Controlling metal-organic framework crystallization via computer vision and robotic handling

Abstract

Traditional experimental techniques for metal–organic frameworks (MOFs) crystal growth are often time-consuming due to the need for manual bench chemistry and data analysis. In this study, we integrated laboratory automation with computer vision to accelerate the synthesis and characterization of Co-MOF-74, a framework containing coordinatively unsaturated Co(II) sites. By utilizing a liquid-handling robot, we significantly improved the efficiency of precursor formulation for solvothermal synthesis, saving approximately one hour of manual hands-on labor per synthesis cycle. We developed an accelerated characterization strategy using high-throughput optical microscopy and computer vision to identify the quality of crystallization outcomes.
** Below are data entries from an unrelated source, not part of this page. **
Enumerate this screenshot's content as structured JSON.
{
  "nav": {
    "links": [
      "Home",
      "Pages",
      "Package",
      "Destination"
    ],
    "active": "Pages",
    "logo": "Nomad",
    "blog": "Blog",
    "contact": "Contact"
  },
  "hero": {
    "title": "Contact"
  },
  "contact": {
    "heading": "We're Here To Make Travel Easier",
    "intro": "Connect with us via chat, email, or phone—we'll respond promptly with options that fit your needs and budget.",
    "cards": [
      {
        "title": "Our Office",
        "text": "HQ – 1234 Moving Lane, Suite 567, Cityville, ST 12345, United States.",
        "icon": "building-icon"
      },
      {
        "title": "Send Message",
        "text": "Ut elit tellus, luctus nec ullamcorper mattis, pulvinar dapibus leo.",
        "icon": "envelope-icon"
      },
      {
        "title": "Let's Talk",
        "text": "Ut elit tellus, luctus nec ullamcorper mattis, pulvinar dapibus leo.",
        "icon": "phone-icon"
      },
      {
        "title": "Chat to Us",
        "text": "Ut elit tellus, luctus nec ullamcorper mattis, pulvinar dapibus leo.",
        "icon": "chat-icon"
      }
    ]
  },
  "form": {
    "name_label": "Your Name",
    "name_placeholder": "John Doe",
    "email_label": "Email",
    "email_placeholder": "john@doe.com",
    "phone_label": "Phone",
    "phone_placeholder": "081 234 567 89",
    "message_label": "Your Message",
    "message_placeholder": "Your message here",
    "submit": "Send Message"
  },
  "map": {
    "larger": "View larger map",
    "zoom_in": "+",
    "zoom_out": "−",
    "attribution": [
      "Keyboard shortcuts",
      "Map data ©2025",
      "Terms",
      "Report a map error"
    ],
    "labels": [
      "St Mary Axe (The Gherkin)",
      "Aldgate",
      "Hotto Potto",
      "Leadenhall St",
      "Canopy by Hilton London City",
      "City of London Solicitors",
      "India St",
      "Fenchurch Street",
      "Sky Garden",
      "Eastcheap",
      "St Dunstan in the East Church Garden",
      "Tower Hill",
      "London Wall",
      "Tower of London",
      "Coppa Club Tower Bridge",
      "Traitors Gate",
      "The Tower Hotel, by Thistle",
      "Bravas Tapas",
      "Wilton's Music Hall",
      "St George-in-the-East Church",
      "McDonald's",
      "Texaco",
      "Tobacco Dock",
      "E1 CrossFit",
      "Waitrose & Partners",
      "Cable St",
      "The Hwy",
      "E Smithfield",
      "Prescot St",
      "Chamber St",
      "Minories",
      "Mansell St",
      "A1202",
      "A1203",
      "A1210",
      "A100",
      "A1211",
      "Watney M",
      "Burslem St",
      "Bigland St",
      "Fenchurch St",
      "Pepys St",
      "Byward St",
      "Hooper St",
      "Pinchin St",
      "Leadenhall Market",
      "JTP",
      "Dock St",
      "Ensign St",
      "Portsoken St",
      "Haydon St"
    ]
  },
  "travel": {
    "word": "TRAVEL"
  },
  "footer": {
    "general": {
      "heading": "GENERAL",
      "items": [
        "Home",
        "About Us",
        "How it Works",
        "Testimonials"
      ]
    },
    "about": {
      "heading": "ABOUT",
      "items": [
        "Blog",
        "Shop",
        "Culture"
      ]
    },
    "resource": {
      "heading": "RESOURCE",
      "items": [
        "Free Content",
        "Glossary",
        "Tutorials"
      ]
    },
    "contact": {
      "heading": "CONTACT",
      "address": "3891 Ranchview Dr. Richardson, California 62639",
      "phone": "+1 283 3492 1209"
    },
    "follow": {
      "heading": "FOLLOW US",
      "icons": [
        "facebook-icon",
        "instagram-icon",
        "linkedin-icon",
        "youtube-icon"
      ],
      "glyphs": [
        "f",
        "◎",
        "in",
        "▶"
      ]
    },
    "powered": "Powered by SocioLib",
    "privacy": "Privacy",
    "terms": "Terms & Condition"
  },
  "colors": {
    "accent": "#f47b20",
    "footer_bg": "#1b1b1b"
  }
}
Our computer vision framework, Bok Choy, enables automated feature extraction from microscopic images, improving the analysis efficiency by approximately 35 times compared to manual analysis methods. Using this integrated workflow, we systematically performed a rapid screening of synthesis parameters and examined how each parameter influences the crystal morphology. Furthermore, by varying solvent compositions, we rapidly screened synthesis conditions that modulate crystal formation, identifying regimes that promote isolated crystallization, clustering, or lack of growth. The resulting structured dataset linking synthesis conditions to crystal morphology provides a scalable foundation for machine learning-driven materials discovery. The combination of high-throughput experimentation and automated data analysis establishes a cost-effective and widely applicable platform for accelerating the discovery and optimization of functional materials, with broad applications in catalysis, energy storage, and beyond.